Irrational Season

Sitting down to write today’s post, I knew that the words that would come to my mind  would be something similar to what I had written before. Today is our younger son’s birthday and I always think of similar words on this day. In searching back through what I have written in past years I found this post with the quote I love so dearly. Nine years have passed since I wrote this and yet my feelings remain constant about the irrationality of being a parent.

This is the irrational season, when love blooms bright and wild. Had Mary been filled with reason, there’d have been no room for the child.” Madeleine L’Engle

I am sure that, on this day last year, I probably used this very same quote to begin my Pause post. I think of it every year on this day. Today is our younger son’s birthday and these are the words we used on his birth announcement. They had always been meaningful to me but now they are even more so.
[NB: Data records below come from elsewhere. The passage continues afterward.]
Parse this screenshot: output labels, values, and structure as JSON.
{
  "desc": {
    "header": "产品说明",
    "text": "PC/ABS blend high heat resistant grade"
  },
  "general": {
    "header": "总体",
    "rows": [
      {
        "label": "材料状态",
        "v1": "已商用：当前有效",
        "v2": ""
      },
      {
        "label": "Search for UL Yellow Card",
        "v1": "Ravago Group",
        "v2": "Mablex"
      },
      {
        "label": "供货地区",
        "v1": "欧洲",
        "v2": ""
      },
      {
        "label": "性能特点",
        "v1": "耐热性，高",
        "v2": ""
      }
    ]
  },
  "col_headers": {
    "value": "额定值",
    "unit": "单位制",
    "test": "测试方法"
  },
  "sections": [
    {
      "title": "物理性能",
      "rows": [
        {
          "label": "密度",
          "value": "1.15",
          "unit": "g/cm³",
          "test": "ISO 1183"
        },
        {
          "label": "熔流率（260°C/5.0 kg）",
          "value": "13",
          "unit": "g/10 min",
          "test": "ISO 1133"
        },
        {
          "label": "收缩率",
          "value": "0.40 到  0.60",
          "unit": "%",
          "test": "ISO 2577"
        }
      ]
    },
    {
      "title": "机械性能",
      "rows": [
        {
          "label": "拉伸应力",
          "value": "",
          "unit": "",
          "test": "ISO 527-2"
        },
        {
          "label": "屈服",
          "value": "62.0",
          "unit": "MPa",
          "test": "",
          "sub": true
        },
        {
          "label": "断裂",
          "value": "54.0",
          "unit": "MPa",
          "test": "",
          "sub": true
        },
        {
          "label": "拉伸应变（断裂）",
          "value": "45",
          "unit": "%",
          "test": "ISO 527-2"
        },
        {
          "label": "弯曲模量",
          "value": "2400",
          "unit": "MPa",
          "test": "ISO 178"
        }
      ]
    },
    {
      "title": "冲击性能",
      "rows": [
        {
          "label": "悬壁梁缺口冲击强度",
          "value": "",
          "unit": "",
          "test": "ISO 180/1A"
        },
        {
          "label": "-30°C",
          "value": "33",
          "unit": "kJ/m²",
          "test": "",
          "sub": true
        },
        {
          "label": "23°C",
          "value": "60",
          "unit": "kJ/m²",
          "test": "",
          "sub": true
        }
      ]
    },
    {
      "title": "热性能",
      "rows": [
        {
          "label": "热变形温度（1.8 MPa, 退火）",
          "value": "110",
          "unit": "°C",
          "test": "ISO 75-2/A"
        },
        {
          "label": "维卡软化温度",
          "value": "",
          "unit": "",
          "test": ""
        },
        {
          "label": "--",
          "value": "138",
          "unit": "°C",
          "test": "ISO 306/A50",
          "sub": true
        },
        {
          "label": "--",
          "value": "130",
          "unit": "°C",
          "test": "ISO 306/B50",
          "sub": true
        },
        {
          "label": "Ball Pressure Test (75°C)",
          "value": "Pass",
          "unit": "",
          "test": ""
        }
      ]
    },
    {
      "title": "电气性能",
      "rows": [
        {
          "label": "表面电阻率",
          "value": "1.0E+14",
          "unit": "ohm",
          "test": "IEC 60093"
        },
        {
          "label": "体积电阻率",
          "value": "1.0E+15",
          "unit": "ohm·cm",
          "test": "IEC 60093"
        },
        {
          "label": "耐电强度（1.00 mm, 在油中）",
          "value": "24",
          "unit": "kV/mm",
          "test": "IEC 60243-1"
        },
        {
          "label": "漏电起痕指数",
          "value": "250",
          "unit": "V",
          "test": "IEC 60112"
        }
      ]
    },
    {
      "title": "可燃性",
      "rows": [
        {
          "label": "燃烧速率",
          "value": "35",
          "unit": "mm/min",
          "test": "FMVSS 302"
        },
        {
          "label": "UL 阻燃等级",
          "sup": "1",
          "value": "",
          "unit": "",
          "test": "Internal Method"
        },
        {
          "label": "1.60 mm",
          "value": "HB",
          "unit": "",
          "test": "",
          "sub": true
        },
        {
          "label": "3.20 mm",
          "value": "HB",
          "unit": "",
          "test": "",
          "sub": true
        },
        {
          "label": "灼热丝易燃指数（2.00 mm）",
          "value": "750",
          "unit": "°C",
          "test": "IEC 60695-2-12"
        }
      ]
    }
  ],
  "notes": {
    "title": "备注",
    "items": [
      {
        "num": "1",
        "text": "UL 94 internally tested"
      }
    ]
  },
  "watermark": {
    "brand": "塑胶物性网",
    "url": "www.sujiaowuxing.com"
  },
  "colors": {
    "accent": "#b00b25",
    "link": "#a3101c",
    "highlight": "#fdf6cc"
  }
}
Birth is a powerful experience for anyone at any time of the year. But to have an infant in your home at Christmas holds a special power. Singing the traditional carols, full of the images of birth, stirs sweeter feelings. Hearing the familiar story causes you to examine the trusting, irrational nature of Mary and Joseph in new ways. Identifying with their plight, their searching, their amazement at the child they hold between them, becomes even more poignant. Angels sing, people bring gifts, the world stops for a little while to welcome the child. And as parents you are simply left to ‘treasure all these things in your heart.’

Reason, for the most part, plays very little into the choice to bring a child into the world. If we allowed ourselves we could each think of countless reasons against it. And yet we continue because, I believe, each child is not only an expression of the love of two people, but also the expression of our hope in the world. Our hope that as humans will do better……as parents, as families, as neighborhoods, as nations, as faith communities. Our hope, someplace deep within us is that this child, our child, will know a more peaceful world, a more just world, that they might in fact be a part of its creation.

It is an irrational thought,in some ways. But then so is faith, and hope and love and how many of us would want any less of these three in our lives? This sweet child, now a man, who came into our lives eighteen years ago today, has filled our home with all these things and much more. He has made us laugh uncontrollably and filled us with immense pride. He has challenged us to see things in new ways and completely confounded us at times. He continues to bring a gentle spirit to our lives and to our home. His smile lights up our home and my heart.

And for all this, I am irrationally grateful.